Suporte internacional citado
Milei agradeceu manifestações favoráveis à posição argentina no Comitê de Descolonização da ONU, na Organização dos Estados Americanos (OEA), no Mercosul e em outros fóruns. Segundo ele, esses posicionamentos “reafirmam a legitimidade” da reivindicação de Buenos Aires.
Planos para as Forças Armadas
O presidente anunciou que pretende realizar em 2027 — quando o conflito completará 45 anos — uma homenagem especial aos veteranos e prometeu melhorias salariais e de benefícios para os militares. Milei informou ainda que 10% da receita obtida com privatizações será destinada à compra de armamentos e equipamentos, dentro de um processo de “reconstrução das Forças Armadas” que, segundo ele, deverá “transcender ideologias” e se tornar política de Estado.
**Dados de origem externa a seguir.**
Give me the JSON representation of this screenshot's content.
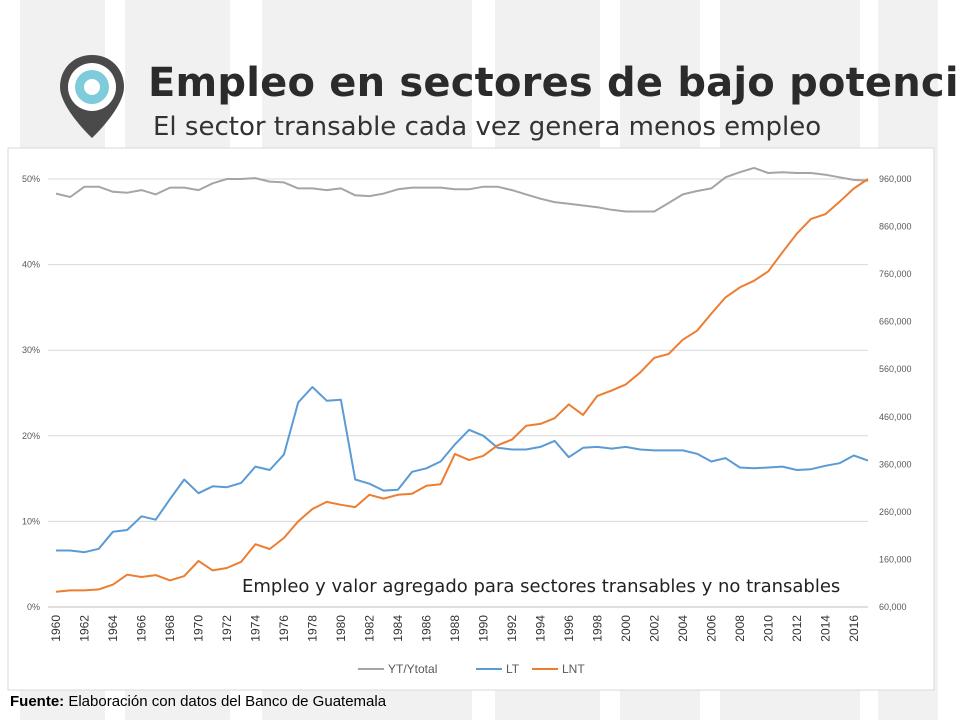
{
  "header": {
    "title": "Empleo en sectores de bajo potencial",
    "subtitle": "El sector transable cada vez genera menos empleo",
    "icon": "location-pin-icon"
  },
  "footer": {
    "label": "Fuente:",
    "text": "Elaboración con datos del Banco de Guatemala"
  },
  "colors": {
    "yt": "#a5a5a5",
    "lt": "#5b9bd5",
    "lnt": "#ed7d31",
    "pin_outer": "#4a4a4a",
    "pin_inner": "#7ecbdc"
  },
  "chart_data": {
    "type": "line",
    "annotation": "Empleo y valor agregado para sectores transables y no transables",
    "x": [
      1960,
      1961,
      1962,
      1963,
      1964,
      1965,
      1966,
      1967,
      1968,
      1969,
      1970,
      1971,
      1972,
      1973,
      1974,
      1975,
      1976,
      1977,
      1978,
      1979,
      1980,
      1981,
      1982,
      1983,
      1984,
      1985,
      1986,
      1987,
      1988,
      1989,
      1990,
      1991,
      1992,
      1993,
      1994,
      1995,
      1996,
      1997,
      1998,
      1999,
      2000,
      2001,
      2002,
      2003,
      2004,
      2005,
      2006,
      2007,
      2008,
      2009,
      2010,
      2011,
      2012,
      2013,
      2014,
      2015,
      2016,
      2017
    ],
    "x_tick_labels": [
      "1960",
      "1962",
      "1964",
      "1966",
      "1968",
      "1970",
      "1972",
      "1974",
      "1976",
      "1978",
      "1980",
      "1982",
      "1984",
      "1986",
      "1988",
      "1990",
      "1992",
      "1994",
      "1996",
      "1998",
      "2000",
      "2002",
      "2004",
      "2006",
      "2008",
      "2010",
      "2012",
      "2014",
      "2016"
    ],
    "y_left": {
      "ylim": [
        0,
        0.5
      ],
      "ticks": [
        0,
        0.1,
        0.2,
        0.3,
        0.4,
        0.5
      ],
      "tick_labels": [
        "0%",
        "10%",
        "20%",
        "30%",
        "40%",
        "50%"
      ]
    },
    "y_right": {
      "ylim": [
        60000,
        960000
      ],
      "ticks": [
        60000,
        160000,
        260000,
        360000,
        460000,
        560000,
        660000,
        760000,
        860000,
        960000
      ],
      "tick_labels": [
        "60,000",
        "160,000",
        "260,000",
        "360,000",
        "460,000",
        "560,000",
        "660,000",
        "760,000",
        "860,000",
        "960,000"
      ]
    },
    "grid": true,
    "legend_position": "bottom",
    "series": [
      {
        "name": "YT/Ytotal",
        "axis": "left",
        "color_key": "yt",
        "values": [
          0.483,
          0.479,
          0.491,
          0.491,
          0.485,
          0.484,
          0.487,
          0.482,
          0.49,
          0.49,
          0.487,
          0.495,
          0.5,
          0.5,
          0.501,
          0.497,
          0.496,
          0.489,
          0.489,
          0.487,
          0.489,
          0.481,
          0.48,
          0.483,
          0.488,
          0.49,
          0.49,
          0.49,
          0.488,
          0.488,
          0.491,
          0.491,
          0.487,
          0.482,
          0.477,
          0.473,
          0.471,
          0.469,
          0.467,
          0.464,
          0.462,
          0.462,
          0.462,
          0.472,
          0.482,
          0.486,
          0.489,
          0.502,
          0.508,
          0.513,
          0.507,
          0.508,
          0.507,
          0.507,
          0.505,
          0.502,
          0.499,
          0.498
        ]
      },
      {
        "name": "LT",
        "axis": "left",
        "color_key": "lt",
        "values": [
          0.066,
          0.066,
          0.064,
          0.068,
          0.088,
          0.09,
          0.106,
          0.102,
          0.126,
          0.149,
          0.133,
          0.141,
          0.14,
          0.145,
          0.164,
          0.16,
          0.178,
          0.239,
          0.257,
          0.241,
          0.242,
          0.149,
          0.144,
          0.136,
          0.137,
          0.158,
          0.162,
          0.17,
          0.19,
          0.207,
          0.2,
          0.186,
          0.184,
          0.184,
          0.187,
          0.194,
          0.175,
          0.186,
          0.187,
          0.185,
          0.187,
          0.184,
          0.183,
          0.183,
          0.183,
          0.179,
          0.17,
          0.174,
          0.163,
          0.162,
          0.163,
          0.164,
          0.16,
          0.161,
          0.165,
          0.168,
          0.177,
          0.171
        ]
      },
      {
        "name": "LNT",
        "axis": "right",
        "color_key": "lnt",
        "values": [
          92000,
          95000,
          95000,
          97000,
          107000,
          128000,
          123000,
          127000,
          116000,
          125000,
          157000,
          137000,
          142000,
          155000,
          192000,
          182000,
          205000,
          240000,
          266000,
          281000,
          275000,
          270000,
          296000,
          288000,
          296000,
          298000,
          315000,
          318000,
          382000,
          369000,
          378000,
          400000,
          412000,
          441000,
          445000,
          457000,
          486000,
          464000,
          504000,
          515000,
          528000,
          553000,
          584000,
          592000,
          622000,
          641000,
          677000,
          711000,
          732000,
          746000,
          766000,
          806000,
          845000,
          876000,
          886000,
          912000,
          940000,
          960000
        ]
      }
    ]
  }
}
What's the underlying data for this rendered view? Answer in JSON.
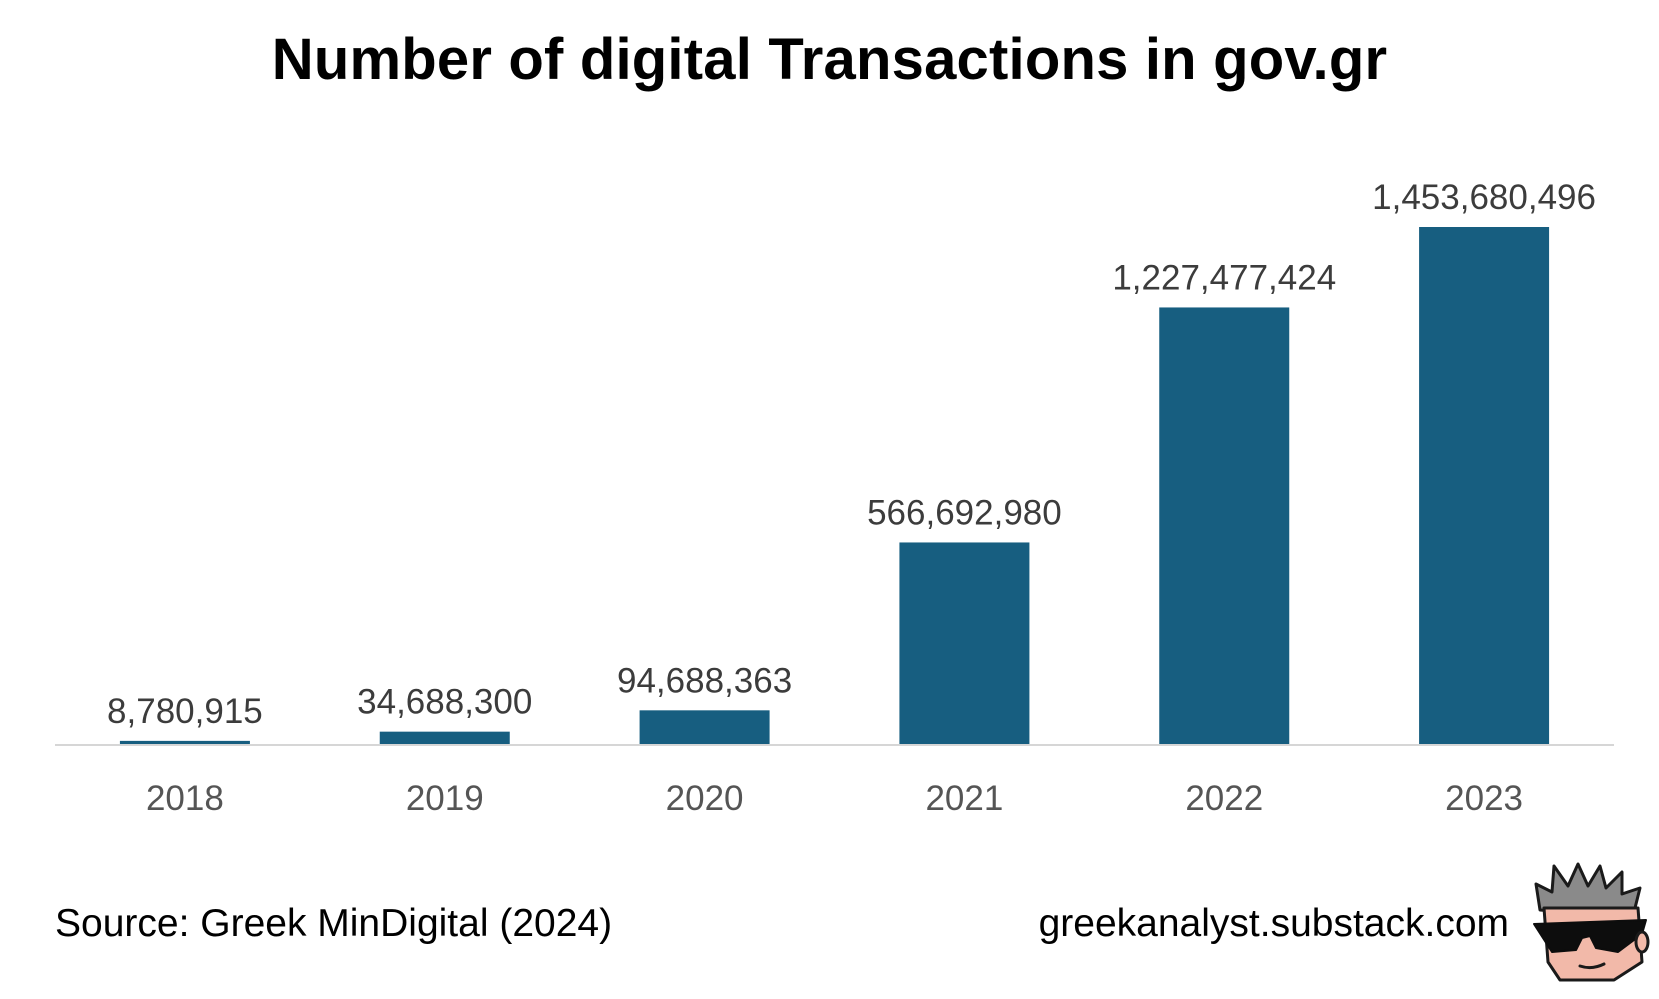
{
  "title": "Number of digital Transactions in gov.gr",
  "source": "Source: Greek MinDigital (2024)",
  "site": "greekanalyst.substack.com",
  "colors": {
    "bar": "#175e80",
    "axis": "#d6d6d6",
    "label": "#3c3c3c",
    "tick": "#555555"
  },
  "chart_data": {
    "type": "bar",
    "categories": [
      "2018",
      "2019",
      "2020",
      "2021",
      "2022",
      "2023"
    ],
    "values": [
      8780915,
      34688300,
      94688363,
      566692980,
      1227477424,
      1453680496
    ],
    "data_labels": [
      "8,780,915",
      "34,688,300",
      "94,688,363",
      "566,692,980",
      "1,227,477,424",
      "1,453,680,496"
    ],
    "title": "Number of digital Transactions in gov.gr",
    "xlabel": "",
    "ylabel": "",
    "ylim": [
      0,
      1453680496
    ],
    "grid": false,
    "legend": "none"
  }
}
Opinião dos ilhéus e consenso interno
A reivindicação das Malvinas é um dos raros pontos de concordância entre o governo de Milei e a oposição peronista. Contudo, em referendo realizado em 2013, 99,8% dos moradores do arquipélago optaram por permanecer como território ultramarino britânico.
Encerrando o ato, Milei disse que a Argentina “não abrirá mão” da soberania, mas seguirá buscando uma solução pacífica para a disputa.